Düren: Musik, Tanz und Folklore sollen Völker verbinden

Düren: Musik, Tanz und Folklore sollen Völker verbinden

„Zusammenhalten - Zukunft gewinnen”, so ist die Interkulturelle Woche überschrieben, die vom 25. September bis zum 4. Oktober in Düren stattfindet. Ein buntes Programm vom Fest der Kulturen über die Modenschau und eine Kabarett-Veranstaltung laden zum Mitfeiern ein.

Zum sechsten Mal wird die Woche der ausländischen Mitbürgerinnen und Mitbürger nun schon in Düren veranstaltet. Gabi Freitag, Vorsitzende des Integrationsausschusses, ruft dazu auf, sich rege zu beteiligen. Schon jetzt, so Birgit Franz vom Fachbereich Integration, sei spürbar, dass in diesem Jahr noch mehr alteingesessene Dürener mittun wollen. Vielleicht auch deshalb, weil das Fest der Kulturen diesmal im Haus der Evangelischen Gemeinde und damit näher an der City stattfinden werde. „Integration bedeutet Mitarbeit, Begegnung”, betont Saffet Akkas vom Integrationsausschuss. Da leben Leute vielleicht seit Jahren nebeneinander und kennen sich nicht. Sie können bei unserem Fest aufeinander zugehen.”

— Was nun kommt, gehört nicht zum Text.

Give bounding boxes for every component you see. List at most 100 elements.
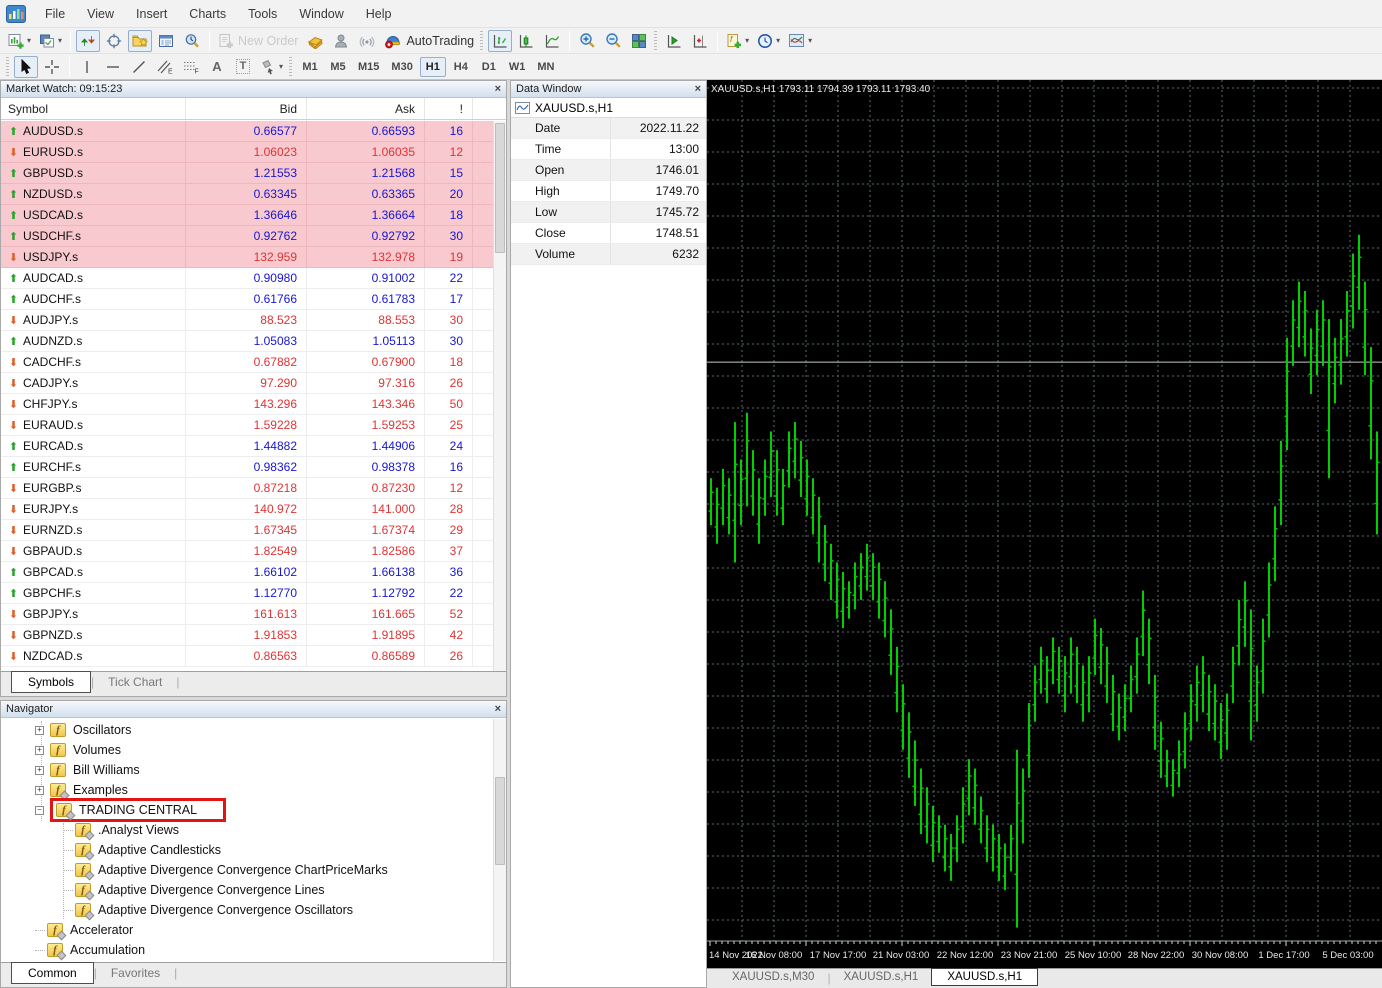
bar-chart-button[interactable] bbox=[488, 30, 512, 52]
text-label-tool[interactable]: T bbox=[231, 56, 255, 78]
table-row[interactable]: ⬇GBPJPY.s161.613161.66552 bbox=[1, 604, 506, 625]
menu-file[interactable]: File bbox=[34, 3, 76, 25]
profiles-button[interactable]: ▾ bbox=[36, 30, 65, 52]
indicators-button[interactable]: f ▾ bbox=[723, 30, 752, 52]
table-row[interactable]: ⬆GBPCHF.s1.127701.1279222 bbox=[1, 583, 506, 604]
equidistant-channel-tool[interactable]: E bbox=[153, 56, 177, 78]
tree-item-accelerator[interactable]: fAccelerator bbox=[1, 920, 492, 940]
text-tool[interactable]: A bbox=[205, 56, 229, 78]
timeframe-h4[interactable]: H4 bbox=[448, 57, 474, 77]
expand-icon[interactable]: + bbox=[35, 726, 44, 735]
chevron-down-icon[interactable]: ▾ bbox=[808, 36, 812, 45]
candlestick-button[interactable] bbox=[514, 30, 538, 52]
horizontal-line-tool[interactable] bbox=[101, 56, 125, 78]
tree-item-adaptive-candlesticks[interactable]: fAdaptive Candlesticks bbox=[1, 840, 492, 860]
table-row[interactable]: ⬇CHFJPY.s143.296143.34650 bbox=[1, 394, 506, 415]
market-watch-header[interactable]: Symbol Bid Ask ! bbox=[1, 98, 506, 120]
table-row[interactable]: ⬇USDJPY.s132.959132.97819 bbox=[1, 247, 506, 268]
terminal-toggle[interactable] bbox=[154, 30, 178, 52]
menu-window[interactable]: Window bbox=[288, 3, 354, 25]
tab-favorites[interactable]: Favorites bbox=[97, 963, 174, 983]
collapse-icon[interactable]: − bbox=[35, 806, 44, 815]
expand-icon[interactable]: + bbox=[35, 786, 44, 795]
table-row[interactable]: ⬆USDCHF.s0.927620.9279230 bbox=[1, 226, 506, 247]
metaeditor-button[interactable] bbox=[303, 30, 327, 52]
table-row[interactable]: ⬇CADJPY.s97.29097.31626 bbox=[1, 373, 506, 394]
autotrading-button[interactable]: AutoTrading bbox=[381, 30, 477, 52]
scrollbar-thumb[interactable] bbox=[495, 777, 505, 865]
templates-button[interactable]: ▾ bbox=[785, 30, 815, 52]
tree-item-volumes[interactable]: +fVolumes bbox=[1, 740, 492, 760]
strategy-tester-button[interactable] bbox=[180, 30, 204, 52]
market-watch-titlebar[interactable]: Market Watch: 09:15:23 × bbox=[1, 81, 506, 98]
zoom-in-button[interactable] bbox=[575, 30, 599, 52]
table-row[interactable]: ⬇EURAUD.s1.592281.5925325 bbox=[1, 415, 506, 436]
tree-item-examples[interactable]: +fExamples bbox=[1, 780, 492, 800]
table-row[interactable]: ⬇GBPAUD.s1.825491.8258637 bbox=[1, 541, 506, 562]
scrollbar-thumb[interactable] bbox=[495, 123, 505, 253]
arrows-tool[interactable]: ▾ bbox=[257, 56, 286, 78]
toolbar-grip[interactable] bbox=[6, 57, 9, 77]
table-row[interactable]: ⬇EURNZD.s1.673451.6737429 bbox=[1, 520, 506, 541]
tree-item-bill-williams[interactable]: +fBill Williams bbox=[1, 760, 492, 780]
table-row[interactable]: ⬆AUDCAD.s0.909800.9100222 bbox=[1, 268, 506, 289]
market-watch-scrollbar[interactable] bbox=[493, 121, 506, 671]
timeframe-d1[interactable]: D1 bbox=[476, 57, 502, 77]
tree-item-oscillators[interactable]: +fOscillators bbox=[1, 720, 492, 740]
table-row[interactable]: ⬆AUDNZD.s1.050831.0511330 bbox=[1, 331, 506, 352]
table-row[interactable]: ⬆AUDCHF.s0.617660.6178317 bbox=[1, 289, 506, 310]
fibonacci-tool[interactable]: F bbox=[179, 56, 203, 78]
chevron-down-icon[interactable]: ▾ bbox=[27, 36, 31, 45]
tile-windows-button[interactable] bbox=[627, 30, 651, 52]
table-row[interactable]: ⬆USDCAD.s1.366461.3666418 bbox=[1, 205, 506, 226]
column-header-ask[interactable]: Ask bbox=[307, 98, 425, 119]
chevron-down-icon[interactable]: ▾ bbox=[279, 62, 283, 71]
auto-scroll-button[interactable] bbox=[662, 30, 686, 52]
timeframe-mn[interactable]: MN bbox=[532, 57, 559, 77]
toolbar-grip[interactable] bbox=[480, 31, 483, 51]
table-row[interactable]: ⬆EURCHF.s0.983620.9837816 bbox=[1, 457, 506, 478]
chevron-down-icon[interactable]: ▾ bbox=[776, 36, 780, 45]
signals-button[interactable] bbox=[355, 30, 379, 52]
table-row[interactable]: ⬆EURCAD.s1.448821.4490624 bbox=[1, 436, 506, 457]
community-button[interactable] bbox=[329, 30, 353, 52]
expand-icon[interactable]: + bbox=[35, 746, 44, 755]
table-row[interactable]: ⬆GBPUSD.s1.215531.2156815 bbox=[1, 163, 506, 184]
tree-item-adaptive-divergence-convergence-oscillators[interactable]: fAdaptive Divergence Convergence Oscilla… bbox=[1, 900, 492, 920]
timeframe-m1[interactable]: M1 bbox=[297, 57, 323, 77]
table-row[interactable]: ⬇EURUSD.s1.060231.0603512 bbox=[1, 142, 506, 163]
menu-view[interactable]: View bbox=[76, 3, 125, 25]
navigator-toggle[interactable] bbox=[128, 30, 152, 52]
navigator-scrollbar[interactable] bbox=[493, 719, 506, 961]
column-header-bid[interactable]: Bid bbox=[186, 98, 307, 119]
close-icon[interactable]: × bbox=[695, 84, 701, 94]
tree-item--analyst-views[interactable]: f.Analyst Views bbox=[1, 820, 492, 840]
column-header-spread[interactable]: ! bbox=[425, 98, 473, 119]
expand-icon[interactable]: + bbox=[35, 766, 44, 775]
table-row[interactable]: ⬇GBPNZD.s1.918531.9189542 bbox=[1, 625, 506, 646]
trendline-tool[interactable] bbox=[127, 56, 151, 78]
new-order-button[interactable]: New Order bbox=[215, 30, 301, 52]
market-watch-toggle[interactable] bbox=[76, 30, 100, 52]
timeframe-w1[interactable]: W1 bbox=[504, 57, 531, 77]
table-row[interactable]: ⬇EURGBP.s0.872180.8723012 bbox=[1, 478, 506, 499]
table-row[interactable]: ⬆NZDUSD.s0.633450.6336520 bbox=[1, 184, 506, 205]
data-window-titlebar[interactable]: Data Window × bbox=[511, 81, 706, 98]
table-row[interactable]: ⬆GBPCAD.s1.661021.6613836 bbox=[1, 562, 506, 583]
tree-item-adaptive-divergence-convergence-chartpricemarks[interactable]: fAdaptive Divergence Convergence ChartPr… bbox=[1, 860, 492, 880]
price-chart[interactable]: XAUUSD.s,H1 1793.11 1794.39 1793.11 1793… bbox=[707, 80, 1382, 968]
chevron-down-icon[interactable]: ▾ bbox=[58, 36, 62, 45]
timeframe-h1[interactable]: H1 bbox=[420, 57, 446, 77]
close-icon[interactable]: × bbox=[495, 704, 501, 714]
chart-tab-1[interactable]: XAUUSD.s,H1 bbox=[831, 969, 932, 985]
new-chart-button[interactable]: ▾ bbox=[5, 30, 34, 52]
vertical-line-tool[interactable] bbox=[75, 56, 99, 78]
tree-item-adaptive-divergence-convergence-lines[interactable]: fAdaptive Divergence Convergence Lines bbox=[1, 880, 492, 900]
timeframe-m5[interactable]: M5 bbox=[325, 57, 351, 77]
table-row[interactable]: ⬇NZDCAD.s0.865630.8658926 bbox=[1, 646, 506, 667]
menu-tools[interactable]: Tools bbox=[237, 3, 288, 25]
navigator-titlebar[interactable]: Navigator × bbox=[1, 701, 506, 718]
periods-button[interactable]: ▾ bbox=[754, 30, 783, 52]
toolbar-grip[interactable] bbox=[289, 57, 292, 77]
timeframe-m30[interactable]: M30 bbox=[386, 57, 417, 77]
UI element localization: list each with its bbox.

Von Donnerstag, 23. September, bis zum 9. Oktober wird es in der Stadtbücherei eine Medienausstellung zum Thema „Ihr seid Deutschland, wir auch” geben. Eigentlicher Start der Woche ist am Samstag, 25. September (17.30 Uhr) Im Haus der Evangelischen Gemeinde mit einem internationalen Programm. Mit Musik, Tanz, Folklore und kleinen internationalen Gerichten. Am Sonntag, 26. September, gibt es ab 10 Uhr in Niederau neben dem Franz-Josef-Keimes-Sportpark ein Offenes Kleinfeld-Fußballturnier für Jungen und Mädchen, ausgerichtet vom FC Niederau. Ab 11.30 Uhr findet in der Annakirche ein ökumenischer Gottesdienst mit assyrischen Christen statt.

Gegen Gewalt

Am Montag um 15 Uhr folgt in der Stadtbücherei eine Bilderbuchbetrachtung (ab 4 Jahre), um 19 Uhr spielen und singen Saz-Schülerinnen und Schüler im Kurdischen Kulturhaus (Rütger-von Scheven-Straße 3) kurdisches und türkisches Kulturgut. Am Dienstag, 18.30 Uhr, gibt es einen Rundgang mit Bürgermeister Paul Larue durch das multireligiöse Düren. Am Mittwoch, 29. September (16.30 bis 17.30 Uhr) folgt die Filmvorführung „Next generation - gib niemals auf”, Bonner Straße 11 bis 13. Ab 17.30 Uhr gibt es im Café International traditionelle Speisen mit Musik und Tanz. Am Donnerstag stellt sich ab 18 Uhr in der DITIB-Moschee, Veldener Straße 63, auf Einladung der Evangelischen Gemeinde das Migrantinnen-Netzwerk gegen Gewalt vor.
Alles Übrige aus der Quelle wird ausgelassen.